I am always amazed at the generosity of my writing friends, both with their willingness to share thoughts here on my blog, and with making a difference in the larger community. Nanci Turner Steveson is one of those folks, having launched The Literacy for Hope Project, dedicated to getting books to the homeless. Today, however, she is here to tell us the story behind the story of You Make My Heart Swing Sideways (Harper Collins) due out next week, on May 3. And bonus! You can listen to a snippet of the audio version of the book, read by the wonderful Tara Sands here.
Two days after I sat beside my father’s bed when he died, I attended a writer’s conference in Maryland. That sounds morbid, but here’s the thing: I’d been my dad’s caretaker for three years while he struggled through multiple cancers and a suitcase full of other issues that no one should have to go through ever, let alone at the end of their lives. The night after he passed, I had a dream he was standing in the living room of the home his grandfather built, smiling at me and saying, “Go now, live YOUR life.”
My Dad didn’t live long enough to know in an earthly way that I sold the book I’d been working on during his illness, but he knew before I did that I would be published. With so many odds stacked against me, he never questioned my ability to get it done.

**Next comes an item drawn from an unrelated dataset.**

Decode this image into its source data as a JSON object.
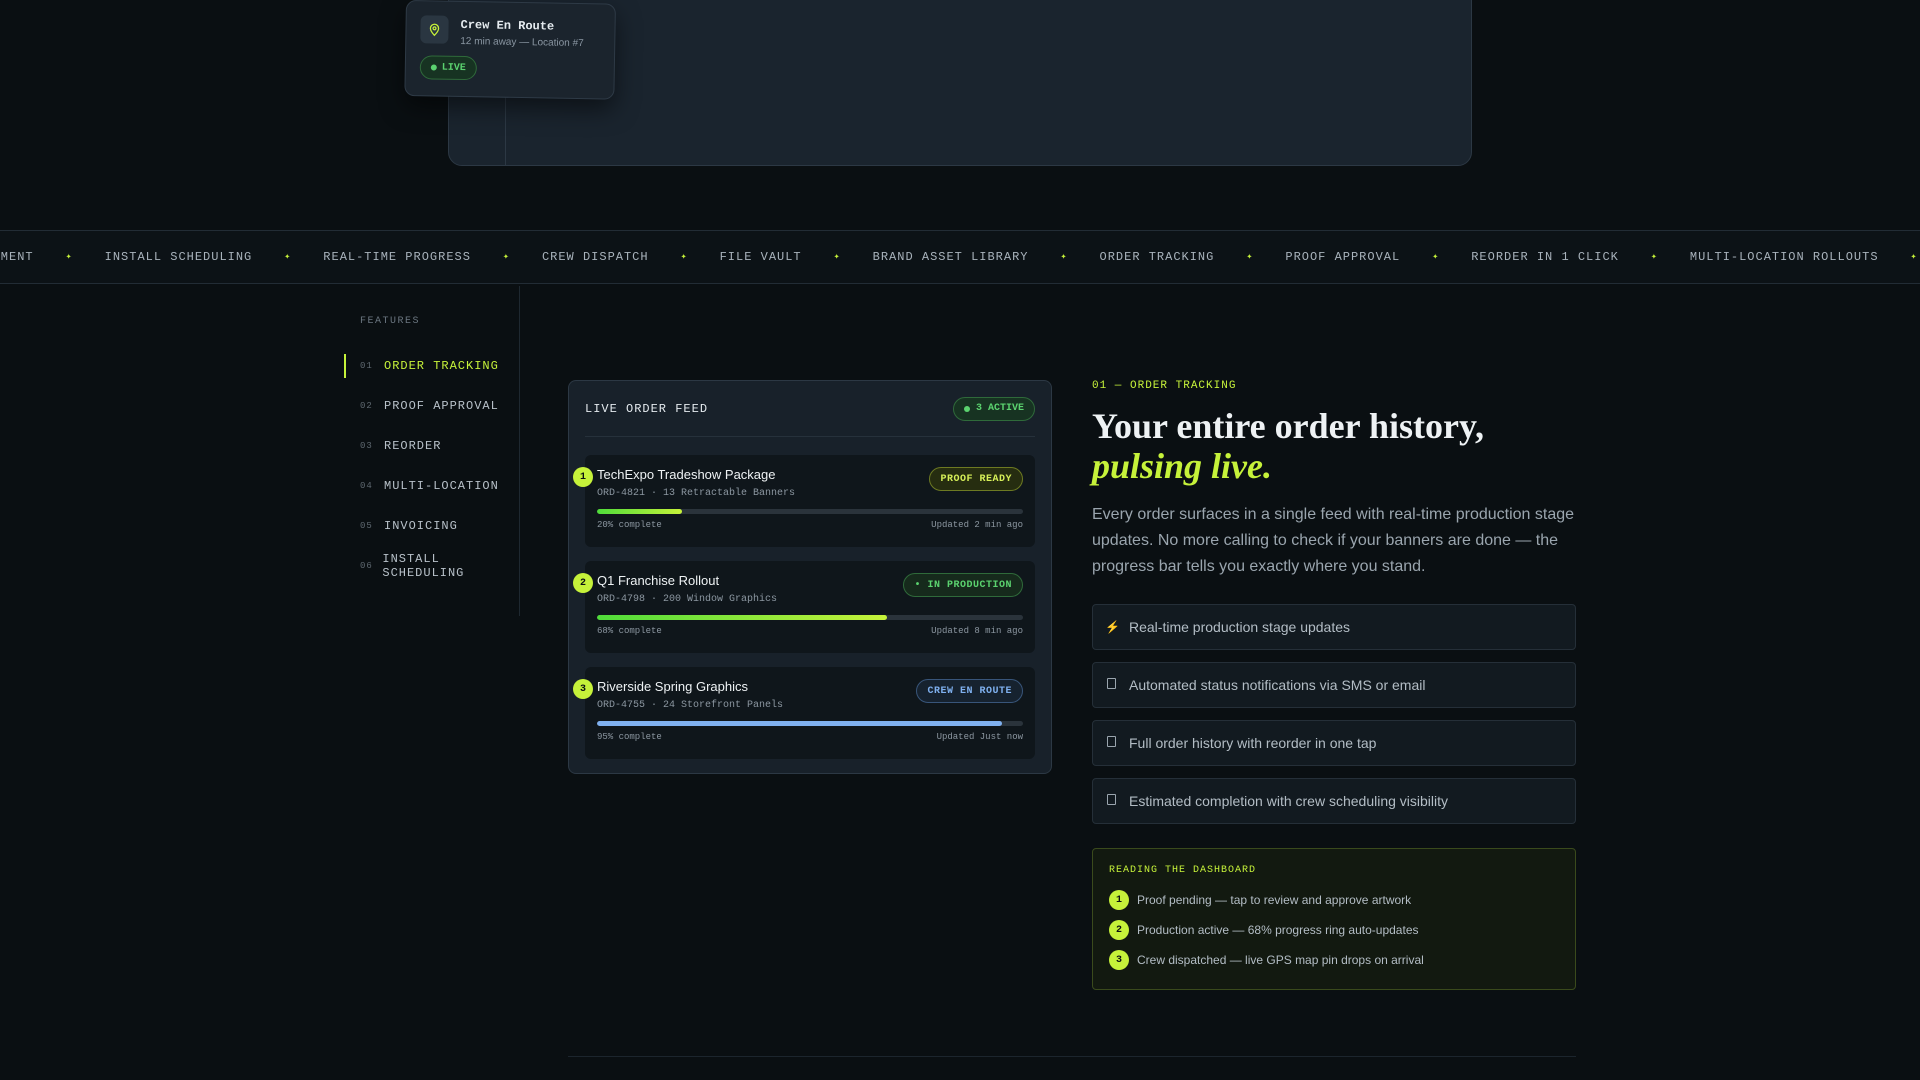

He died on a Thursday. On Saturday, my heart passing out of the initial “hold off on your own emotions until everyone else is okay,” and onto that path of grief we all, at some time in our life, have to walk, I drove a few miles to the MD/DE/WV SCBWI conference, specifically to hear Richard Peck speak. Even with my five siblings arriving from all over the country, I knew I was supposed to be there.
The wise Mr. Peck gave a fabulous talk during which he said two things that have stuck with me. One, I still find hysterical, the other I find over and over again in everything I write. During Q&A he was asked how he deals with writer’s block. His eyes lit up, he wagged his finger back and forth, and said, “Oh, dear, didn’t you know there is this wonderful government agency designed to help us with writer’s block?” The only noise in that room came from a hundred people leaning forward in their seats to hear his answer. “Yes, there is,” he said. “It’s called the IRS.”

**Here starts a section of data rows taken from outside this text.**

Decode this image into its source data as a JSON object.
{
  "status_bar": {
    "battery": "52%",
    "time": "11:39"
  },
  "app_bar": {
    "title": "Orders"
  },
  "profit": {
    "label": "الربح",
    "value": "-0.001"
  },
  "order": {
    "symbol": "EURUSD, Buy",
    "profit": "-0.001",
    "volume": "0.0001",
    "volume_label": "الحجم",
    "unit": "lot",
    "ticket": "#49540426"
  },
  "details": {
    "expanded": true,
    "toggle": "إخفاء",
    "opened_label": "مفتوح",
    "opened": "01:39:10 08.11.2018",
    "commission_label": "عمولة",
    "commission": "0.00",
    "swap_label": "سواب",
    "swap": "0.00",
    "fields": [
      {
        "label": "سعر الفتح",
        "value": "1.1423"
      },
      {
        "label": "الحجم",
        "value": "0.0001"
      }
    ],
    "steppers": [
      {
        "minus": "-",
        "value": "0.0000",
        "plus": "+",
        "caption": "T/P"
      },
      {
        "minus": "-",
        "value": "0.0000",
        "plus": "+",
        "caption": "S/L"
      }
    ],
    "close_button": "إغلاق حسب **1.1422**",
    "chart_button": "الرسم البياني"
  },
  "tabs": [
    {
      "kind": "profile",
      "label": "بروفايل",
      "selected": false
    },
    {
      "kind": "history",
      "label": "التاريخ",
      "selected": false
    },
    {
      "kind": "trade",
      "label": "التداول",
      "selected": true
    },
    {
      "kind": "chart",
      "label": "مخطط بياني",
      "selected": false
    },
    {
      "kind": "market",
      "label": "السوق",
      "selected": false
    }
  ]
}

Later, he was talking about character development and said, “People ask if I am my characters, and the answer is no. How could I be a teenage girl who is raped?” While he meant this literally (Mr. Peck certainly was never a female rape victim), there is something that came from him which turned into that character. Maybe the victim’s fear emerged from an experience he had as a child. Dickens troubled relationships with his own family shows up throughout his books, as well as the contrast of the pleasant parlor life he desired. My experience meeting Willie Nelson’s long time lead guitarist became not only a character, but a strong theme in Swing Sideways. In my humble opinion, there is a piece of us, of our history, in every one of the characters who dance across the pages of our books.
At the end of the day, I somehow found Mr. Peck standing alone. I introduced myself, thanked him for coming, and promptly started blubbering about my dad and his passing, and how I wished that when/if I sold my novel, he would know. Mr. Peck, kind and wonderful gentleman that he is, let tears spill down his face. I was a little embarrassed when I finished my soliloquy, self-conscious I’d taken up his time with the beginnings of my personal grief, but Mr. Peck looked at me and said, “Young lady, your father knows. I promise you, he knows.” Then he wrapped thin and bony arms around me, arms so like my dad’s at the end of his life, in a hug that has now shown up not once, not twice, but three times in three different characters, in three different books.
Thank you, Mr. Peck.
Nanci Turner Steveson grew up with a book in one hand, the reins of a pony in the other. Her debut, middle grade novel, Swing Sideways, comes out from HarperCollins on May 3, 2016, followed by Georgia Rules, summer 2017. Nanci is living proof that everyone can overcome the odds and reach their own personal dream. She lives in a historic meadow cabin in the shadow of the Teton mountains with two rescue dogs, an Arabian horse and a so-far wild mustang.